At the very beginning, it was about my personal interests. And then I found out more about how society works, and you just want to try to solve some problems. Maybe it's something you're doing in vain, it's not something you can really solve, but during this process you get to know yourself more and you get to know your surroundings more. You want to criticise, you want to reflect, and you want to be an inspiration for others, because you always gain inspiration from others.
For the Sigg Prize Exhibition at M+ you're presenting four video works that you call The Northeast Tetralogy (2017–2021). What did you want to accomplish with the project?
The starting point was my hometown, Changchun, in Northeast China. But it's not just about my hometown—It's about rethinking the reality in China through my experiences in my hometown.
The narrative of this project is communicated through several characters or historical figures and historical moments which speak to the dilemma we're facing right now in China, or even across East Asia: the failure or the Enlightenment movement from over 100 years ago.
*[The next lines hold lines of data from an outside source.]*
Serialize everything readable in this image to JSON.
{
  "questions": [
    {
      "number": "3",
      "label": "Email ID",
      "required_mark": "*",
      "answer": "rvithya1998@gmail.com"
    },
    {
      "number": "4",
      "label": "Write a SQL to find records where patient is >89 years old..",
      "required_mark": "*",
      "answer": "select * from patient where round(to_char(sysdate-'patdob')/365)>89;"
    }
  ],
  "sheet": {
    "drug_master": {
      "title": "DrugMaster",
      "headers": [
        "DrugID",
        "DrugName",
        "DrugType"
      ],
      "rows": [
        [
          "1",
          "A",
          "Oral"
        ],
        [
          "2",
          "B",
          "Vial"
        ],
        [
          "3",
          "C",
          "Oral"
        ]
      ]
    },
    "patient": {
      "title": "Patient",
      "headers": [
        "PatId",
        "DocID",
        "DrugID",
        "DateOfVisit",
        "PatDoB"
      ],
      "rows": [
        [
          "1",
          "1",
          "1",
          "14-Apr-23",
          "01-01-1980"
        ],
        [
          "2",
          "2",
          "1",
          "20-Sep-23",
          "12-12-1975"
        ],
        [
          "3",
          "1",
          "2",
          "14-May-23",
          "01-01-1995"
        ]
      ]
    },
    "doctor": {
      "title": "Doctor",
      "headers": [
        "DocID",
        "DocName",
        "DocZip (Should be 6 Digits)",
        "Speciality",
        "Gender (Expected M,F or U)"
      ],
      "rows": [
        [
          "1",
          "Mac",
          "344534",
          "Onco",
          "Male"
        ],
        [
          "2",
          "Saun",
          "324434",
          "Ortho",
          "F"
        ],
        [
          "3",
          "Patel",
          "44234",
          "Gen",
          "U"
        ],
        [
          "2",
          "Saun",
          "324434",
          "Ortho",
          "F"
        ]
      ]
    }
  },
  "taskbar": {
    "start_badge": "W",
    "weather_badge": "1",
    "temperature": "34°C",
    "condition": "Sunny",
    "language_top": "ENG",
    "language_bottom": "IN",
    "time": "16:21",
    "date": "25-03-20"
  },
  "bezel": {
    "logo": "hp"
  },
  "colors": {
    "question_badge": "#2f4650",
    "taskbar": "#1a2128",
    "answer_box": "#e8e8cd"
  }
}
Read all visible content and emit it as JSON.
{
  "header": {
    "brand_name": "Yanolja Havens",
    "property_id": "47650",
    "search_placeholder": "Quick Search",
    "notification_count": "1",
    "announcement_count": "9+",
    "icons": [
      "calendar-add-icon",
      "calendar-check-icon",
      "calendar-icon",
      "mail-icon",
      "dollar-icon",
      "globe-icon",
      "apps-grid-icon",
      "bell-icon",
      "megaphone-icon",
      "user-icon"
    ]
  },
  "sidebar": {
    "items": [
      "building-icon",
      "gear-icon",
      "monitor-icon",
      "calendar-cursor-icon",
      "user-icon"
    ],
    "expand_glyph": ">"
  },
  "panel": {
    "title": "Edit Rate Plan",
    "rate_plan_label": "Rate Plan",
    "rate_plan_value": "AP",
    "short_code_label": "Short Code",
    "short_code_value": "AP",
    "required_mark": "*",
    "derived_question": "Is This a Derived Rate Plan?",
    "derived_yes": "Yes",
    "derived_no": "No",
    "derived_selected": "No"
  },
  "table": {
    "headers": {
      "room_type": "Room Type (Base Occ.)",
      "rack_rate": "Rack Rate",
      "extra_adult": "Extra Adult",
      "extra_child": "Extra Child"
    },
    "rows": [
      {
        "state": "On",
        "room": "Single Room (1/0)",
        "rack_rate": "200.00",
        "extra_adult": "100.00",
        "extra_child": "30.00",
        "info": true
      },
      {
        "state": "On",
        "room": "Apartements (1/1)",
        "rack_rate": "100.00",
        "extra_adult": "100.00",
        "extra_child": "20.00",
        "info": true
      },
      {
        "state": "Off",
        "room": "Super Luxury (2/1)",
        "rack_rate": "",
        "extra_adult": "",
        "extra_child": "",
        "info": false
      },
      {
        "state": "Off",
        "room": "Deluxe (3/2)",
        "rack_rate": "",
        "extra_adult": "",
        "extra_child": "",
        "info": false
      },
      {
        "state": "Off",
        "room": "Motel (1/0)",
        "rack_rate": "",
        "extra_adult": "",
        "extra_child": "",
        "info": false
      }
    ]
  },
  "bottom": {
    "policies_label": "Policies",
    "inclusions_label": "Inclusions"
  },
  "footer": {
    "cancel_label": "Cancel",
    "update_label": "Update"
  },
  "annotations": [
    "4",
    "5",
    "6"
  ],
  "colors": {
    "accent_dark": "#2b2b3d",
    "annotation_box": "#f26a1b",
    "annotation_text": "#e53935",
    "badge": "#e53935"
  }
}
You use the language of cinema in your works. What makes them artworks and not films?
The language of film is something people can access easily because people already have a whole history of watching films. But actually the aim is to fight against this medium. Films provide direct information, but video installations create a system of questions to think about or reflect on.
There's an influencer who sells products worth billions of RMB every year, but last year his stream was cut off instantly. This is something like art because it just provided questions. It didn't give you information directly [about political history]. The influencer's audience is from the younger generation, a lot of whom don't know about this part of history, but they started to do their own research into it. So this is the art, you know. When you're reading a Wikipedia page you get the information directly, but his disappearance created a system of questions.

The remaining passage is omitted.